I have had landlords report to me that their tenants are complaining repeatedly in writing to them about illegal short-term guests of other tenants loitering in the hallways and having raucous parties. The question remains open as to whether such a landlord would be liable if a tenant was harmed by a short-term leasing guest.
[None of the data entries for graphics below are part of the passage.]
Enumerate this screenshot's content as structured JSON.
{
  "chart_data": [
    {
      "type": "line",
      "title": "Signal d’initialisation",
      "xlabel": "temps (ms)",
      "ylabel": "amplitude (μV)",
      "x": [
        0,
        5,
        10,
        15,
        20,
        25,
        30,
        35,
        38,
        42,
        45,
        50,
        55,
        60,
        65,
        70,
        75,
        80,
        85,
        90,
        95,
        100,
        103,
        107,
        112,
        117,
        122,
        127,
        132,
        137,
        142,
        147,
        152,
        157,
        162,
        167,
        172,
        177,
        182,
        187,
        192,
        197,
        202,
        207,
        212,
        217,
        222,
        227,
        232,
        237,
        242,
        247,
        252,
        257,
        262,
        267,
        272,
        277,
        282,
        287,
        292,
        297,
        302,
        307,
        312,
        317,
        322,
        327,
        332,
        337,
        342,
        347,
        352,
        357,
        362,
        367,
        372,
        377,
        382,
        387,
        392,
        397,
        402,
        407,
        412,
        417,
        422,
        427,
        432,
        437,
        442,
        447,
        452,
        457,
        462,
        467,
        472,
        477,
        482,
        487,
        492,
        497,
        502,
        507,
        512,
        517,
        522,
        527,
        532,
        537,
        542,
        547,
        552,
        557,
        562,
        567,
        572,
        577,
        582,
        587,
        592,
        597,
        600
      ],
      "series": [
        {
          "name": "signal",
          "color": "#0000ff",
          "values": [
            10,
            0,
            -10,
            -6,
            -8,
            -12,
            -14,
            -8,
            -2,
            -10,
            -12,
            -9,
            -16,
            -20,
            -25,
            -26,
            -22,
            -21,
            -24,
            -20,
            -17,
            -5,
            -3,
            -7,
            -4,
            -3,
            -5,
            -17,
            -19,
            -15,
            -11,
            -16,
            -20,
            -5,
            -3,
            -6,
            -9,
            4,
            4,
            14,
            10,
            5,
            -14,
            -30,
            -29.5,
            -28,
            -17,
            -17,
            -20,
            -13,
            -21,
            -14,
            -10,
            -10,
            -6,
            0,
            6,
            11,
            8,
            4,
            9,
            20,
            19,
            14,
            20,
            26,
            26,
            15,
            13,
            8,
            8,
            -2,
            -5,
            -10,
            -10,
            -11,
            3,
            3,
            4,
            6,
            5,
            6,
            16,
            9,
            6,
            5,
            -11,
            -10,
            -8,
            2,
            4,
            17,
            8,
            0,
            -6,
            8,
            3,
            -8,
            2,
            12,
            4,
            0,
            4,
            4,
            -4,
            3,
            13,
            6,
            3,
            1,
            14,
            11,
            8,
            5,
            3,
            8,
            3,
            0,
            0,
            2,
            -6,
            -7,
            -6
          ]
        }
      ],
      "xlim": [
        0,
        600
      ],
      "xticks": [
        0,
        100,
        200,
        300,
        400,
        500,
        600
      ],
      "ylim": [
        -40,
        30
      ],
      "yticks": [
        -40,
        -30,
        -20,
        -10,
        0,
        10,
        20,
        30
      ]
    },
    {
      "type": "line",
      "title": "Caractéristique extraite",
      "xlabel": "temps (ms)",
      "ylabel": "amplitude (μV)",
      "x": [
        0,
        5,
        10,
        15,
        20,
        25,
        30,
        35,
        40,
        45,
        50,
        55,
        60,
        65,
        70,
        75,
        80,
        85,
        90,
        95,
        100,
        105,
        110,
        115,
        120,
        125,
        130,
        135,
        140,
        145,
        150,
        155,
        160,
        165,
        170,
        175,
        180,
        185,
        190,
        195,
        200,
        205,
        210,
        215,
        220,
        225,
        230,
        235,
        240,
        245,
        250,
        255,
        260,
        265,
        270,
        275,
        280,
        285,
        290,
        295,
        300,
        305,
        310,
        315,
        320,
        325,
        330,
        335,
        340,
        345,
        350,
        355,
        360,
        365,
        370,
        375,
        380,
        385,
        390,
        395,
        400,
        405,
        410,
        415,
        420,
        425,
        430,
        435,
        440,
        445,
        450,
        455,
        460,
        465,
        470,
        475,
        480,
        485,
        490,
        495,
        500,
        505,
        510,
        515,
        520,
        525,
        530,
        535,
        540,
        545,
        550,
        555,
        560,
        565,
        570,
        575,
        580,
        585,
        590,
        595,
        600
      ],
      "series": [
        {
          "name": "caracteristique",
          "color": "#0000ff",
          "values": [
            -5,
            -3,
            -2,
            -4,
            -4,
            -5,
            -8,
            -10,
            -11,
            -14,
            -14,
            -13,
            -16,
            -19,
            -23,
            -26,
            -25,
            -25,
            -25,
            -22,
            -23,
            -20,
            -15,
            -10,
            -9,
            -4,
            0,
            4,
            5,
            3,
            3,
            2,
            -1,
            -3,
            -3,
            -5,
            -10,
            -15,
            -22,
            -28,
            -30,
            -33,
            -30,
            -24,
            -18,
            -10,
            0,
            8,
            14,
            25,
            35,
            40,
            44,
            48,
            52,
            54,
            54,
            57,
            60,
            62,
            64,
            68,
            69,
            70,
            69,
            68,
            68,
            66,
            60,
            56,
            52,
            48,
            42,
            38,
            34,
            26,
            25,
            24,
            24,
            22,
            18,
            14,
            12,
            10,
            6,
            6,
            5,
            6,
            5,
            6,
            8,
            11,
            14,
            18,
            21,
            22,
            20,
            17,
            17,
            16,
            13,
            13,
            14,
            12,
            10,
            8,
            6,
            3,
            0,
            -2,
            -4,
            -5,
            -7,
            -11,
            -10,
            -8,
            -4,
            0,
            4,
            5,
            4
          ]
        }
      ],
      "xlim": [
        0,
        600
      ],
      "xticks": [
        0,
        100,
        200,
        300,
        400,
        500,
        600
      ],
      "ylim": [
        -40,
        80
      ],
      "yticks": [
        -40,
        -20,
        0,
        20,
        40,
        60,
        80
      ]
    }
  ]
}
In NYC v. Lorimer LLC, ECB Appeal No. 1400672, September 18, 2014 (affirmed 11/20/2014 under Appeal No. 1401013), a tenant who rented four apartments in a multiple dwelling converted them to transient use, resulting in violations and fines. The landlord testified that he had no idea that the tenant had done this and it would have been impossible for him to access these apartments. The ECB did not find this testimony credible, because increased traffic in the building should have alerted landlord to the problem, and landlord did not show that he either physically or legally attempted to gain access and deal with the problem.
The writing is on the wall, in my humble opinion. Have you ever dealt with an insurance company. I will give you a hint – they like to deny claims. If you burn your building down because you are engaged in an illegal act, are you covered? If coop subtenants - or WORSE shareholders - are renting the units illegally on Airbnb and other short-term leasing cites, and there is a loss occasioned by those guests (you don't even burn the building down, guests you never met do!), then I am guessing that neither the shareholder’s nor the board’s insurance would cover the loss. I am not an insurance lawyer and I do not know. I wouldn’t want to be rolling those dice.
Let me know if you need anything else.